To Nha Notes | Feb. 25, 2026, 10:09 a.m.
Most people are using AI wrong. They open a chat window, type a vague question, get a generic answer, and wonder why it doesn't feel useful. The problem isn't the tool — it's the approach.
In 2026, the gap between people who leverage AI effectively and those who don't isn't about access. Everyone has access. It's about skill. Here are the seven skills that separate the ones who get 10x results from the ones who get mediocre output.
The AI landscape moves fast, but drowning in noise won't help you. The move is to unfollow everyone who just posts AI news without showing you how to use it. Instead, find two or three creators who demonstrate real, practical usage — step by step. Subscribe to one newsletter, read it once a week, and commit to trying one thing from every article you read.
One article = one action.

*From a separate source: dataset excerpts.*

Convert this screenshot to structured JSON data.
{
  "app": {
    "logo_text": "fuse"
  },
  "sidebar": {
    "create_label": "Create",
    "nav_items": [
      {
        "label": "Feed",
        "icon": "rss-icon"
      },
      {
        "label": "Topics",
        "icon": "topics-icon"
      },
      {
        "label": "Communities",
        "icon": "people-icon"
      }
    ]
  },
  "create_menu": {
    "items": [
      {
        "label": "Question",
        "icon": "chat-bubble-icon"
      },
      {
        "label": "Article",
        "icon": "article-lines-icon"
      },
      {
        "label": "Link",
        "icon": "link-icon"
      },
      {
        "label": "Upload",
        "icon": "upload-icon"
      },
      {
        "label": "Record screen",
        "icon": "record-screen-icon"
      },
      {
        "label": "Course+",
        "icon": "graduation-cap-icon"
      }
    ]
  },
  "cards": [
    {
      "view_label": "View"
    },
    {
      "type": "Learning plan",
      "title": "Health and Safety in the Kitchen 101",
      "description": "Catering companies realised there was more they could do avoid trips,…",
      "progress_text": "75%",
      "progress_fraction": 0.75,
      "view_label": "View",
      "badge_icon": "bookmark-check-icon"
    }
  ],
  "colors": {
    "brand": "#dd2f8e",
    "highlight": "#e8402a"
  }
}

That's the only trade that matters.
Tool hopping is the enemy of depth. Choose the AI you already use most, delete the rest from your bookmarks, and commit to it for 30 days. Dig into its features — projects, memory, thinking modes, file uploads, search. Go deep, not wide.
Depth beats breadth. Every single time.
Before you ask AI to do anything, you need to feed it context. Create a dedicated "AI Files" folder on your computer. Write your first file: who you are, your tone, your audience. Over time, add a copywriting playbook and examples of work you love. Before every chat, upload those files, define the task, and then define success.
AI went from reading a sticky note to reading a book. Feed it the book.
Here's an underused move: make AI interview you. Open a chat and tell it: "Ask me questions about my expertise, one by one." Answer each one. Then ask it to pull out your rules and your blind spots. Finally, ask it to extract your audience's fears, objections, and unspoken needs.
Export everything into one document — your standards, constraints, landmines, audience insights. That file becomes an asset AI will never have on its own.
Your taste is the asset AI will never have. Document it.
Stop treating AI like a search engine. Start every chat with: "Don't start yet. Ask me questions first." Answer them. Give direction before it writes anything. Read the first draft and name specifically what's wrong — "Too generic," "Wrong angle," "Add risks." Push back and ask what it left out. Argue against it.
Then it rewrites. You write the final 5%.
The conversation is the skill. It's called a language model for a reason.
Stop scheduling meetings to discuss ideas — that meeting always takes longer than the thing itself. Instead, use AI to build a rough draft in 20 minutes. Show it to real people. Let them react to something concrete. Sell it before it's polished.
Build first, align second. Memory is short; momentum is everything.
Before any task, split the work clearly: what does AI do, and what do you do? Give AI 80% — execution, first drafts, formatting. You keep 20% — strategy, ideas, voice, and the final edit. And critically: only use AI where you are the expert. If you can't spot the mistake, don't delegate it.
AI is a mirror. It reflects what you bring. Bring something worth reflecting.
These seven skills aren't about mastering software. They're about mastering your own thinking well enough to direct a powerful tool. The people who win with AI in 2026 won't be the ones who use it most — they'll be the ones who use it best, with clear intent, deep context, and the judgment to know when to take the wheel back.
Start with one skill. Apply it today.